Dans le fer placé en présence de l’aimant, notre auteur, comme tous les physiciens de l’École, admet l’existence d’une certaine qualité, d’une certaine aimantation, qui était en puissance dans le fer ; mais pour mettre en acte cette aimantation, il ne veut pas qu’on recoure à une certaine vertu magnétique insensible et occulte que l’aimant posséderait et qu’il laisserait rayonner autour de lui ; il se contente d’invoquer la chaleur et le froid, la sécheresse et l’humidité qui sont, dans l’aimant, combinés suivant certains rapports, et qui suffisent à extraire l’aimantation de cet ensemble d’existences en puissance qu’est la matière du fer. Une fois mise en acte, cette aimantation meut le fer vers l’aimant ; en cette dernière proposition, Henri de Hesse s’accorde avec toute la Scolastique.

« Lorsqu’on se propose ainsi[1], sans recourir à des qualités occultes, de sauver un grand nombre d’effets spéciaux ou de dispositions des choses, il faut, en premier lieu, considérer le nombre des qualités actives, spécifiquement différentes les unes des autres, qui résident dans l’agent, et en faire autant pour le patient.

» Il faut ensuite considérer la façon dont sont combinées entre elles ces qualités actives et la comparer au mode de combinaison des vertus passives, afin d’en apprécier la similitude ou la dissemblance.

» Enfin, il faut examiner comment ces qualités actives rayonnent sur le patient, voir si ce rayonnement se fait par réflexion, réfraction ou pénétration, si ces circonstances proviennent de la résistance du patient ou de celle des corps qui l’environnent.

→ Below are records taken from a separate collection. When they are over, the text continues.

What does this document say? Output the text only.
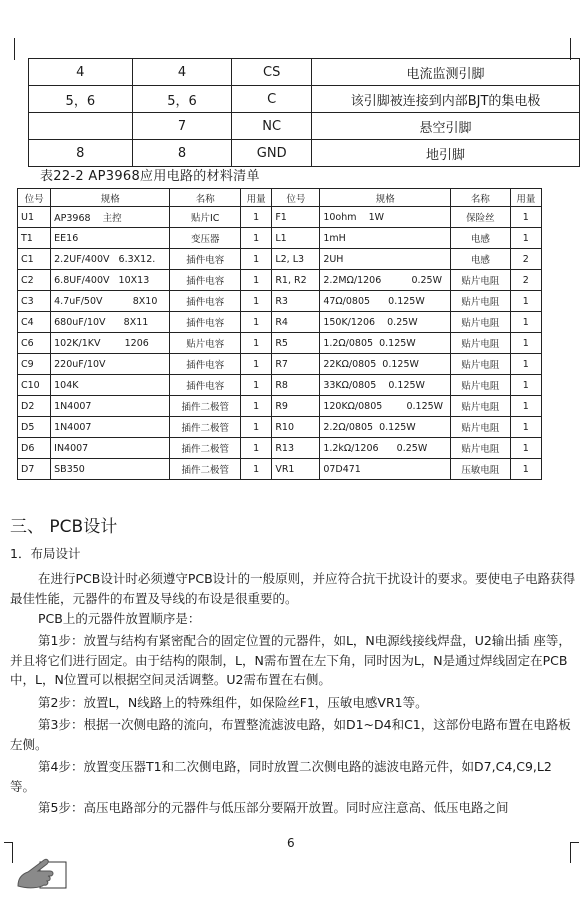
4	4	CS	电流监测引脚
5，6	5，6	C	该引脚被连接到内部BJT的集电极
	7	NC	悬空引脚
8	8	GND	地引脚
表22-2 AP3968应用电路的材料清单
位号	规格	名称	用量	位号	规格	名称	用量
U1	AP3968    主控	贴片IC	1	F1	10ohm    1W	保险丝	1
T1	EE16	变压器	1	L1	1mH	电感	1
C1	2.2UF/400V   6.3X12.	插件电容	1	L2, L3	2UH	电感	2
C2	6.8UF/400V   10X13	插件电容	1	R1, R2	2.2MΩ/1206          0.25W	贴片电阻	2
C3	4.7uF/50V          8X10	插件电容	1	R3	47Ω/0805      0.125W	贴片电阻	1
C4	680uF/10V      8X11	插件电容	1	R4	150K/1206    0.25W	贴片电阻	1
C6	102K/1KV        1206	贴片电容	1	R5	1.2Ω/0805  0.125W	贴片电阻	1
C9	220uF/10V	插件电容	1	R7	22KΩ/0805  0.125W	贴片电阻	1
C10	104K	插件电容	1	R8	33KΩ/0805    0.125W	贴片电阻	1
D2	1N4007	插件二极管	1	R9	120KΩ/0805        0.125W	贴片电阻	1
D5	1N4007	插件二极管	1	R10	2.2Ω/0805  0.125W	贴片电阻	1
D6	IN4007	插件二极管	1	R13	1.2kΩ/1206      0.25W	贴片电阻	1
D7	SB350	插件二极管	1	VR1	07D471	压敏电阻	1
三、 PCB设计
1．布局设计

在进行PCB设计时必须遵守PCB设计的一般原则，并应符合抗干扰设计的要求。要使电子电路获得最佳性能，元器件的布置及导线的布设是很重要的。

PCB上的元器件放置顺序是：

第1步：放置与结构有紧密配合的固定位置的元器件，如L，N电源线接线焊盘，U2输出插 座等，并且将它们进行固定。由于结构的限制，L，N需布置在左下角，同时因为L，N是通过焊线固定在PCB中，L，N位置可以根据空间灵活调整。U2需布置在右侧。

第2步：放置L，N线路上的特殊组件，如保险丝F1，压敏电感VR1等。

第3步：根据一次侧电路的流向，布置整流滤波电路，如D1~D4和C1，这部份电路布置在电路板左侧。

第4步：放置变压器T1和二次侧电路，同时放置二次侧电路的滤波电路元件，如D7,C4,C9,L2等。

第5步：高压电路部分的元器件与低压部分要隔开放置。同时应注意高、低压电路之间

6
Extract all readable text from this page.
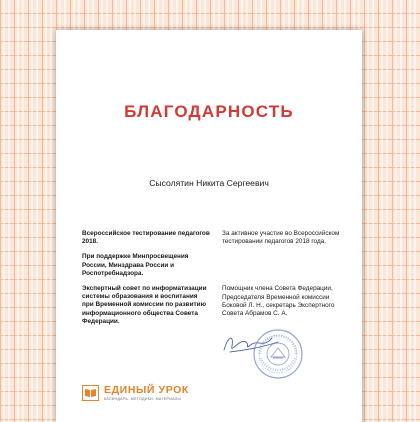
БЛАГОДАРНОСТЬ
Сысолятин Никита Сергеевич

Всероссийское тестирование педагогов 2018.

При поддержке Минпросвещения России, Минздрава России и Роспотребнадзора.

Экспертный совет по информатизации системы образования и воспитания при Временной комиссии по развитию информационного общества Совета Федерации.

За активное участие во Всероссийском тестировании педагогов 2018 года.

Помощник члена Совета Федерации, Председателя Временной комиссии Боковой Л. Н., секретарь Экспертного Совета Абрамов С. А.

ЕДИНЫЙ УРОК
КАЛЕНДАРЬ, МЕТОДИКИ, МАТЕРИАЛЫ
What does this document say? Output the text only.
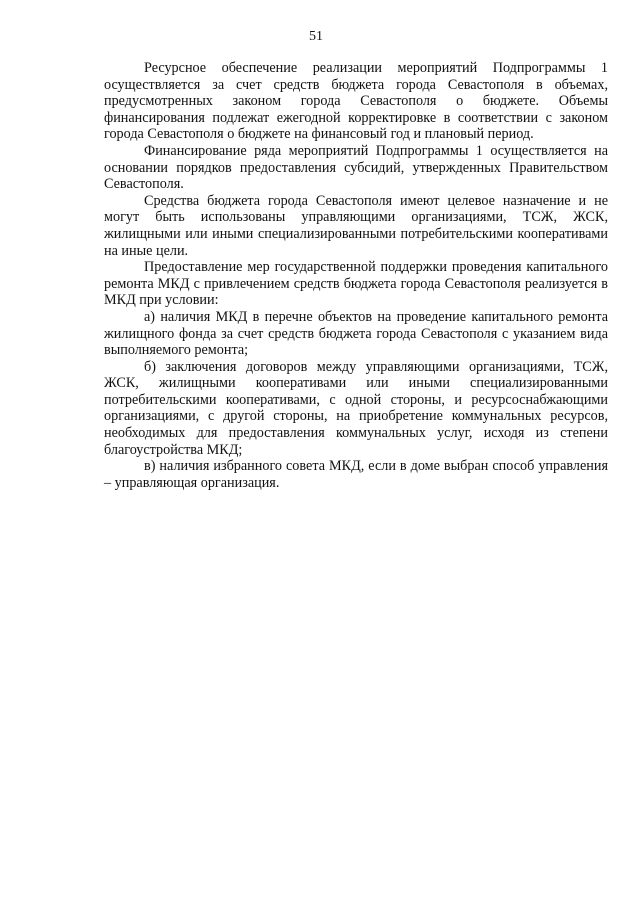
51

Ресурсное обеспечение реализации мероприятий Подпрограммы 1 осуществляется за счет средств бюджета города Севастополя в объемах, предусмотренных законом города Севастополя о бюджете. Объемы финансирования подлежат ежегодной корректировке в соответствии с законом города Севастополя о бюджете на финансовый год и плановый период.

Финансирование ряда мероприятий Подпрограммы 1 осуществляется на основании порядков предоставления субсидий, утвержденных Правительством Севастополя.

Средства бюджета города Севастополя имеют целевое назначение и не могут быть использованы управляющими организациями, ТСЖ, ЖСК, жилищными или иными специализированными потребительскими кооперативами на иные цели.

Предоставление мер государственной поддержки проведения капитального ремонта МКД с привлечением средств бюджета города Севастополя реализуется в МКД при условии:

а) наличия МКД в перечне объектов на проведение капитального ремонта жилищного фонда за счет средств бюджета города Севастополя с указанием вида выполняемого ремонта;

б) заключения договоров между управляющими организациями, ТСЖ, ЖСК, жилищными кооперативами или иными специализированными потребительскими кооперативами, с одной стороны, и ресурсоснабжающими организациями, с другой стороны, на приобретение коммунальных ресурсов, необходимых для предоставления коммунальных услуг, исходя из степени благоустройства МКД;

в) наличия избранного совета МКД, если в доме выбран способ управления – управляющая организация.
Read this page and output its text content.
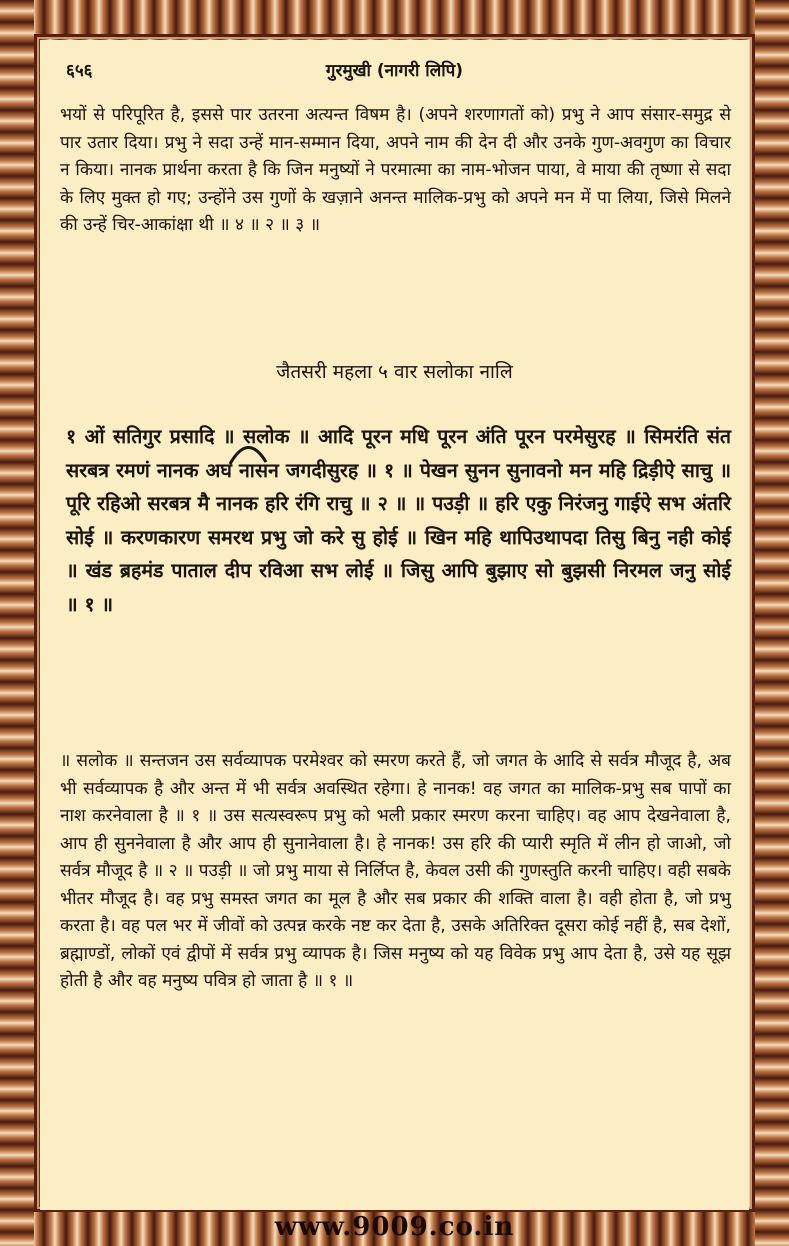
६५६	गुरमुखी (नागरी लिपि)
भयों से परिपूरित है, इससे पार उतरना अत्यन्त विषम है। (अपने शरणागतों को) प्रभु ने आप संसार-समुद्र से पार उतार दिया। प्रभु ने सदा उन्हें मान-सम्मान दिया, अपने नाम की देन दी और उनके गुण-अवगुण का विचार न किया। नानक प्रार्थना करता है कि जिन मनुष्यों ने परमात्मा का नाम-भोजन पाया, वे माया की तृष्णा से सदा के लिए मुक्त हो गए; उन्होंने उस गुणों के खज़ाने अनन्त मालिक-प्रभु को अपने मन में पा लिया, जिसे मिलने की उन्हें चिर-आकांक्षा थी ॥ ४ ॥ २ ॥ ३ ॥
जैतसरी महला ५ वार सलोका नालि
१ ओं सतिगुर प्रसादि ॥ सलोक ॥ आदि पूरन मधि पूरन अंति पूरन परमेसुरह ॥ सिमरंति संत सरबत्र रमणं नानक अघ नासन जगदीसुरह ॥ १ ॥ पेखन सुनन सुनावनो मन महि द्रिड़ीऐ साचु ॥ पूरि रहिओ सरबत्र मै नानक हरि रंगि राचु ॥ २ ॥ ॥ पउड़ी ॥ हरि एकु निरंजनु गाईऐ सभ अंतरि सोई ॥ करणकारण समरथ प्रभु जो करे सु होई ॥ खिन महि थापिउथापदा तिसु बिनु नही कोई ॥ खंड ब्रहमंड पाताल दीप रविआ सभ लोई ॥ जिसु आपि बुझाए सो बुझसी निरमल जनु सोई ॥ १ ॥
॥ सलोक ॥ सन्तजन उस सर्वव्यापक परमेश्वर को स्मरण करते हैं, जो जगत के आदि से सर्वत्र मौजूद है, अब भी सर्वव्यापक है और अन्त में भी सर्वत्र अवस्थित रहेगा। हे नानक! वह जगत का मालिक-प्रभु सब पापों का नाश करनेवाला है ॥ १ ॥ उस सत्यस्वरूप प्रभु को भली प्रकार स्मरण करना चाहिए। वह आप देखनेवाला है, आप ही सुननेवाला है और आप ही सुनानेवाला है। हे नानक! उस हरि की प्यारी स्मृति में लीन हो जाओ, जो सर्वत्र मौजूद है ॥ २ ॥ पउड़ी ॥ जो प्रभु माया से निर्लिप्त है, केवल उसी की गुणस्तुति करनी चाहिए। वही सबके भीतर मौजूद है। वह प्रभु समस्त जगत का मूल है और सब प्रकार की शक्ति वाला है। वही होता है, जो प्रभु करता है। वह पल भर में जीवों को उत्पन्न करके नष्ट कर देता है, उसके अतिरिक्त दूसरा कोई नहीं है, सब देशों, ब्रह्माण्डों, लोकों एवं द्वीपों में सर्वत्र प्रभु व्यापक है। जिस मनुष्य को यह विवेक प्रभु आप देता है, उसे यह सूझ होती है और वह मनुष्य पवित्र हो जाता है ॥ १ ॥
www.9009.co.in
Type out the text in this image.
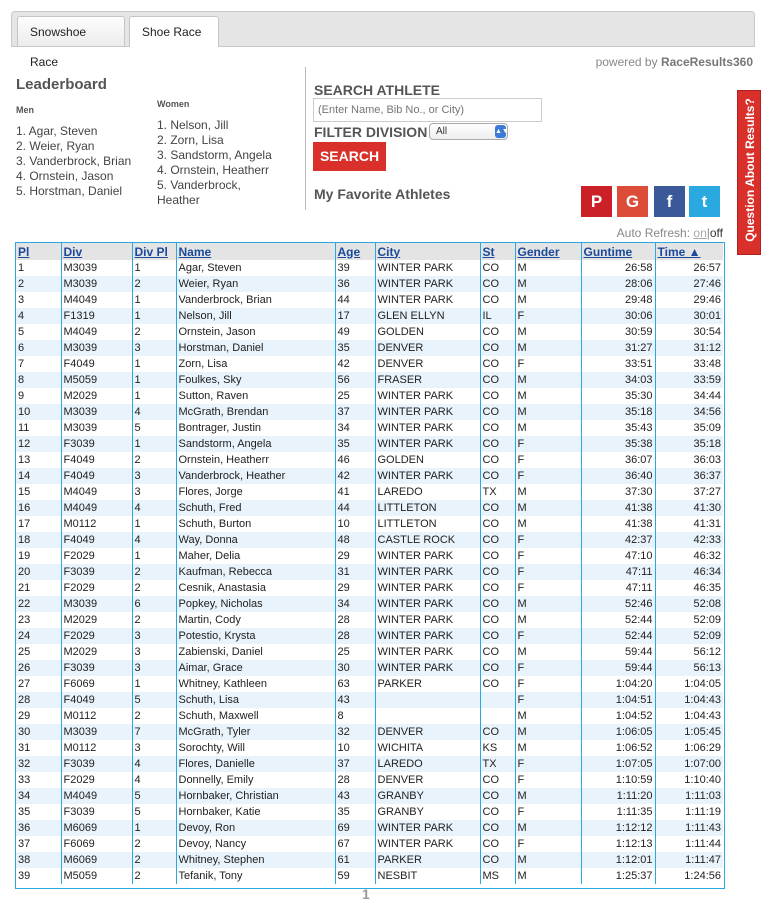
Snowshoe Race
Shoe Race
powered by RaceResults360
Leaderboard
Men
1. Agar, Steven
2. Weier, Ryan
3. Vanderbrock, Brian
4. Ornstein, Jason
5. Horstman, Daniel
Women
1. Nelson, Jill
2. Zorn, Lisa
3. Sandstorm, Angela
4. Ornstein, Heatherr
5. Vanderbrock, Heather
SEARCH ATHLETE
(Enter Name, Bib No., or City)
FILTER DIVISION All	▲▼
SEARCH
My Favorite Athletes	P	G	f	t	Question About Results?
Auto Refresh: on|off
Pl	Div	Div Pl	Name	Age	City	St	Gender	Guntime	Time ▲
1	M3039	1	Agar, Steven	39	WINTER PARK	CO	M	26:58	26:57
2	M3039	2	Weier, Ryan	36	WINTER PARK	CO	M	28:06	27:46
3	M4049	1	Vanderbrock, Brian	44	WINTER PARK	CO	M	29:48	29:46
4	F1319	1	Nelson, Jill	17	GLEN ELLYN	IL	F	30:06	30:01
5	M4049	2	Ornstein, Jason	49	GOLDEN	CO	M	30:59	30:54
6	M3039	3	Horstman, Daniel	35	DENVER	CO	M	31:27	31:12
7	F4049	1	Zorn, Lisa	42	DENVER	CO	F	33:51	33:48
8	M5059	1	Foulkes, Sky	56	FRASER	CO	M	34:03	33:59
9	M2029	1	Sutton, Raven	25	WINTER PARK	CO	M	35:30	34:44
10	M3039	4	McGrath, Brendan	37	WINTER PARK	CO	M	35:18	34:56
11	M3039	5	Bontrager, Justin	34	WINTER PARK	CO	M	35:43	35:09
12	F3039	1	Sandstorm, Angela	35	WINTER PARK	CO	F	35:38	35:18
13	F4049	2	Ornstein, Heatherr	46	GOLDEN	CO	F	36:07	36:03
14	F4049	3	Vanderbrock, Heather	42	WINTER PARK	CO	F	36:40	36:37
15	M4049	3	Flores, Jorge	41	LAREDO	TX	M	37:30	37:27
16	M4049	4	Schuth, Fred	44	LITTLETON	CO	M	41:38	41:30
17	M0112	1	Schuth, Burton	10	LITTLETON	CO	M	41:38	41:31
18	F4049	4	Way, Donna	48	CASTLE ROCK	CO	F	42:37	42:33
19	F2029	1	Maher, Delia	29	WINTER PARK	CO	F	47:10	46:32
20	F3039	2	Kaufman, Rebecca	31	WINTER PARK	CO	F	47:11	46:34
21	F2029	2	Cesnik, Anastasia	29	WINTER PARK	CO	F	47:11	46:35
22	M3039	6	Popkey, Nicholas	34	WINTER PARK	CO	M	52:46	52:08
23	M2029	2	Martin, Cody	28	WINTER PARK	CO	M	52:44	52:09
24	F2029	3	Potestio, Krysta	28	WINTER PARK	CO	F	52:44	52:09
25	M2029	3	Zabienski, Daniel	25	WINTER PARK	CO	M	59:44	56:12
26	F3039	3	Aimar, Grace	30	WINTER PARK	CO	F	59:44	56:13
27	F6069	1	Whitney, Kathleen	63	PARKER	CO	F	1:04:20	1:04:05
28	F4049	5	Schuth, Lisa	43			F	1:04:51	1:04:43
29	M0112	2	Schuth, Maxwell	8			M	1:04:52	1:04:43
30	M3039	7	McGrath, Tyler	32	DENVER	CO	M	1:06:05	1:05:45
31	M0112	3	Sorochty, Will	10	WICHITA	KS	M	1:06:52	1:06:29
32	F3039	4	Flores, Danielle	37	LAREDO	TX	F	1:07:05	1:07:00
33	F2029	4	Donnelly, Emily	28	DENVER	CO	F	1:10:59	1:10:40
34	M4049	5	Hornbaker, Christian	43	GRANBY	CO	M	1:11:20	1:11:03
35	F3039	5	Hornbaker, Katie	35	GRANBY	CO	F	1:11:35	1:11:19
36	M6069	1	Devoy, Ron	69	WINTER PARK	CO	M	1:12:12	1:11:43
37	F6069	2	Devoy, Nancy	67	WINTER PARK	CO	F	1:12:13	1:11:44
38	M6069	2	Whitney, Stephen	61	PARKER	CO	M	1:12:01	1:11:47
39	M5059	2	Tefanik, Tony	59	NESBIT	MS	M	1:25:37	1:24:56
1
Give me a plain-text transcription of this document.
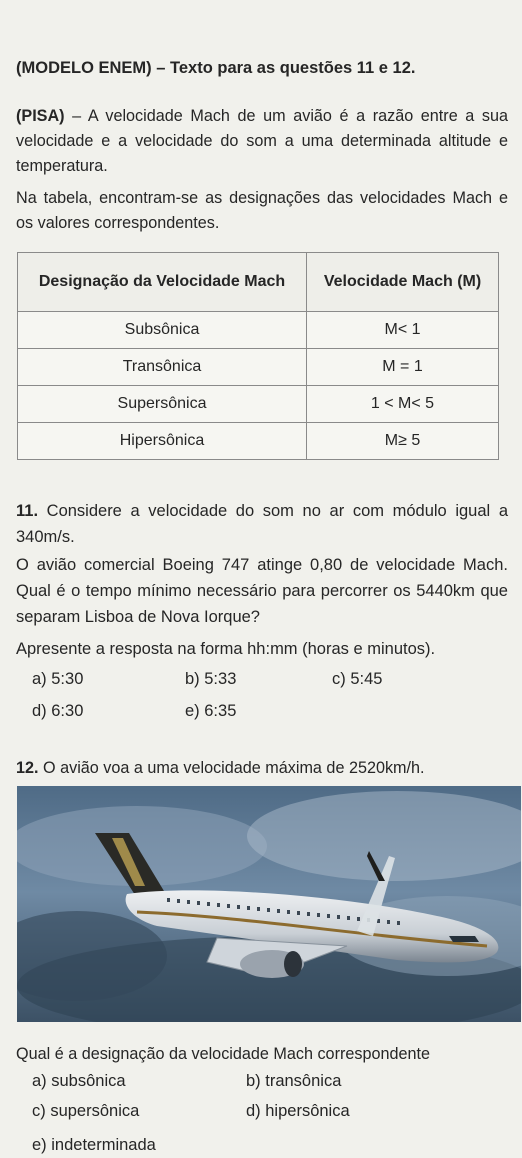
(MODELO ENEM) – Texto para as questões 11 e 12.
(PISA) – A velocidade Mach de um avião é a razão entre a sua velocidade e a velocidade do som a uma determinada altitude e temperatura.
Na tabela, encontram-se as designações das velocidades Mach e os valores correspondentes.
Designação da Velocidade Mach	Velocidade Mach (M)
Subsônica	M< 1
Transônica	M = 1
Supersônica	1 < M< 5
Hipersônica	M≥ 5
11. Considere a velocidade do som no ar com módulo igual a 340m/s.
O avião comercial Boeing 747 atinge 0,80 de velocidade Mach. Qual é o tempo mínimo necessário para percorrer os 5440km que separam Lisboa de Nova Iorque?
Apresente a resposta na forma hh:mm (horas e minutos).
a) 5:30	b) 5:33	c) 5:45
d) 6:30	e) 6:35
12. O avião voa a uma velocidade máxima de 2520km/h.
Qual é a designação da velocidade Mach correspondente
a) subsônica	b) transônica
c) supersônica	d) hipersônica
e) indeterminada
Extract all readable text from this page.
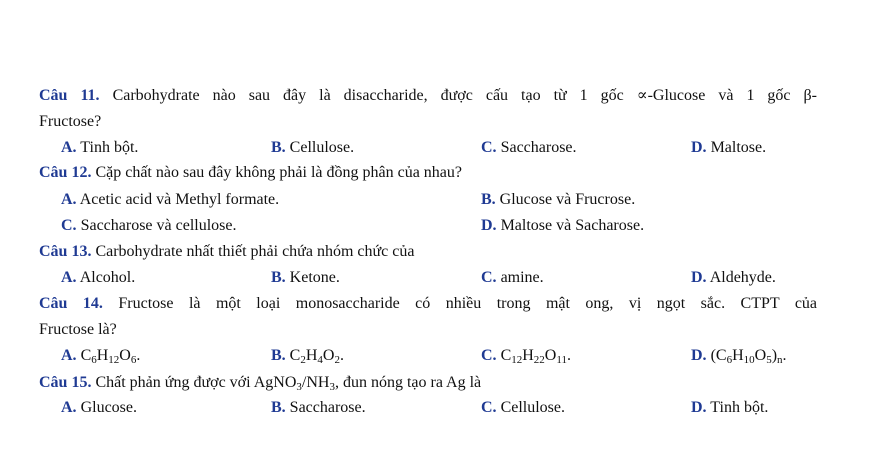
Câu 11. Carbohydrate nào sau đây là disaccharide, được cấu tạo từ 1 gốc ∝-Glucose và 1 gốc β-
Fructose?
A. Tinh bột.	B. Cellulose.	C. Saccharose.	D. Maltose.
Câu 12. Cặp chất nào sau đây không phải là đồng phân của nhau?
A. Acetic acid và Methyl formate.	B. Glucose và Frucrose.
C. Saccharose và cellulose.	D. Maltose và Sacharose.
Câu 13. Carbohydrate nhất thiết phải chứa nhóm chức của
A. Alcohol.	B. Ketone.	C. amine.	D. Aldehyde.
Câu 14. Fructose là một loại monosaccharide có nhiều trong mật ong, vị ngọt sắc. CTPT của
Fructose là?
A. $C_6H_{12}O_6$.	B. $C_2H_4O_2$.	C. $C_{12}H_{22}O_{11}$.	D. $(C_6H_{10}O_5)_n$.
Câu 15. Chất phản ứng được với $AgNO_3/NH_3$, đun nóng tạo ra Ag là
A. Glucose.	B. Saccharose.	C. Cellulose.	D. Tinh bột.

» Par là, en effet, on voit grandement varier le mode et l’espèce des effets produits en des patients disposés de diverses manières et soumis de différentes façons à l’action qu’ils éprouvent. Nous l’observons en une foule de circonstances. La lumière, par exemple, est une qualité simple ; cependant, les diverses réflexions et réfractions qu’elle éprouve de la part de nuages situés et disposés d’une manière ou d’une autre font apparaître, au sein de ces nuées, de merveilleux effets, tels que les brillantes couleurs de l’arc-en-ciel, l’admirable figure de ce météore, celle des parhélies,

  1. Henrici de Hassia Op. laud., cap. XXI : Ponit alias considerationem circa virtutes vel qualitates communes ad salvandum effectus speciales ; ms. no 2.831, fol. 112, vo ; ms. no 14.580, fol. 210, col. d., et fol. 211, col. a.